A couple of nights ago I heard a TV commentator (can’t recall who) note that al Qaeda officials often clashed with Osama bin Laden over tactics. Bin Laden remained in thrall to his dream of another attack on a grand scale against the United States like 9/11, which he professed to believe was required to convince the United States to leave the Middle East. Others in the organization, more active on a day-to-day basis in its logistics, advocated a more realistic approach, which entailed smaller attacks that were more manageable, as well as local. In fact, their conflict echoed a long-time division in Islamic extremists: whether to attack the “far” enemy, as they call the United States, or the “near,” as they refer to autocratic regimes under which they live.

In his May 7 column for the Toronto Globe and Mail, Bin Laden died in Sidi Bouzid before he died in Abbottabad, Doug Saunders, the chief of its European bureau, wrote:

It was never difficult to find fans of Osama bin Laden. You ran across them almost daily if you spent time in the Middle East, the Persian Gulf or Pakistan. . . . He was a rock star. . . . If you talk to the kids wearing him on their T-shirts, you find they admire him as an Arab who took on the United States, who ran his own show, and who wouldn’t bow to anyone else’s agenda. It’s the way many blacks admire Malcolm X, as an icon of self-sufficient resistance, without any interest in the Marxist-tinged racial separatism he sought. . . . But it’s been almost impossible, in recent years, to find anyone who subscribes to his ascetic and medieval view of the role of religion in politics, who has any interest in installing his endlessly touted Islamic caliphate in their country.

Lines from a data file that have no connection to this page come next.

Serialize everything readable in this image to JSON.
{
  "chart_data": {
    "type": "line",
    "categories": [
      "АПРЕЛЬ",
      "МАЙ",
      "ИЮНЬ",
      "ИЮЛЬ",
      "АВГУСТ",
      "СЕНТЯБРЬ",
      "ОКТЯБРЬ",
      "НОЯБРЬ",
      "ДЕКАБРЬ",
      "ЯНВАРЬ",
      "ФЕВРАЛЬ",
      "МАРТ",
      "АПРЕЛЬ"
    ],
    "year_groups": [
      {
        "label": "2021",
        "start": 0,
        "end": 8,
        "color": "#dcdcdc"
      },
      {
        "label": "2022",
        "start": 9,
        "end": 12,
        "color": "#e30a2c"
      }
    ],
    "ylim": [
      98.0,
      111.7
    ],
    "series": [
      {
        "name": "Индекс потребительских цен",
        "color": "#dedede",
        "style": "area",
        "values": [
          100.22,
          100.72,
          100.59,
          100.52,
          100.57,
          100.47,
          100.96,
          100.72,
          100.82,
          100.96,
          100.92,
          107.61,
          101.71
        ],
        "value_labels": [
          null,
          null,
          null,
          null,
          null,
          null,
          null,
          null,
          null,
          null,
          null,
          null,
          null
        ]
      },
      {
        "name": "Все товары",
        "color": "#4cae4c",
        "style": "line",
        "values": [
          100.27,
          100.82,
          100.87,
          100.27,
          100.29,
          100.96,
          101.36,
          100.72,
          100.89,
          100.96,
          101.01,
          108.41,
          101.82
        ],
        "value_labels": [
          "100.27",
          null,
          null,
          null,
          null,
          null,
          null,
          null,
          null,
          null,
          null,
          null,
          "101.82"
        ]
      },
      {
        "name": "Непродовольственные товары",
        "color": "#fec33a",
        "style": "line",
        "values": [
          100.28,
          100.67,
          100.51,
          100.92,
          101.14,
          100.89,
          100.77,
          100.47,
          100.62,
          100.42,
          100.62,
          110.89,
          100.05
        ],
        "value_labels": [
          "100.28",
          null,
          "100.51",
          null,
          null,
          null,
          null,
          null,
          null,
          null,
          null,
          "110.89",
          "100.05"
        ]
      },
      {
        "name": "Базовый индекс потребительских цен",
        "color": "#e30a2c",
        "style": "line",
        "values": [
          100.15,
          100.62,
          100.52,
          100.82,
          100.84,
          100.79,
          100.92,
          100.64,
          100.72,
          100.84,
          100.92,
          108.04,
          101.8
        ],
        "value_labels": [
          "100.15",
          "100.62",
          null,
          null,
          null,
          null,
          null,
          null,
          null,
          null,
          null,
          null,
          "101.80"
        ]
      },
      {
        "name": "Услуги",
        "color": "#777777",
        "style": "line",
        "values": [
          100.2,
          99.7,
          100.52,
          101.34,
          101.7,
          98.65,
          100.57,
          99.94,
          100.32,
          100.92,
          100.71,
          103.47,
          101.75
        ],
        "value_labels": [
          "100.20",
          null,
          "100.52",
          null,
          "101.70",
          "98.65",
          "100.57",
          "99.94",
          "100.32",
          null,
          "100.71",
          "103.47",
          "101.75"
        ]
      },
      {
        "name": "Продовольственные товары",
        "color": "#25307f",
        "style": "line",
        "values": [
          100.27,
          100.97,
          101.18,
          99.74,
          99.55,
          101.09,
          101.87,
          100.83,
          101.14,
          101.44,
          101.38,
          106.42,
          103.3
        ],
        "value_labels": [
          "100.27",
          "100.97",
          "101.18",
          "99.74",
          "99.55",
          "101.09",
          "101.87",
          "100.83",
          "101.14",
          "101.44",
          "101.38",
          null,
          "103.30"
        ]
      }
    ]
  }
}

The ideas died long before the man.

“The demand for freedom and democracy in a national context has displaced the imaginary umma, the world community of Muslims, in its struggle with the West,” [writes French scholar] Olivier Roy. . . . “Charismatic authoritarian personalities such as bin Laden no longer exert any fascination on an individualistic and rather pragmatic younger generation.”

With his severity and grandiosity, bin Laden had outlived not only his tactical and strategic usefulness, but his philosophic as well, with his idle dreams of a global caliphate and shariah rule. Saunders again:

Osama bin Laden, in his efforts to fit the world into a single identity, was a man of a previous era.

If it’s any consolation to his spirit, where ‘ere it roams, he at least retains some symbolic value to Islamic extremists.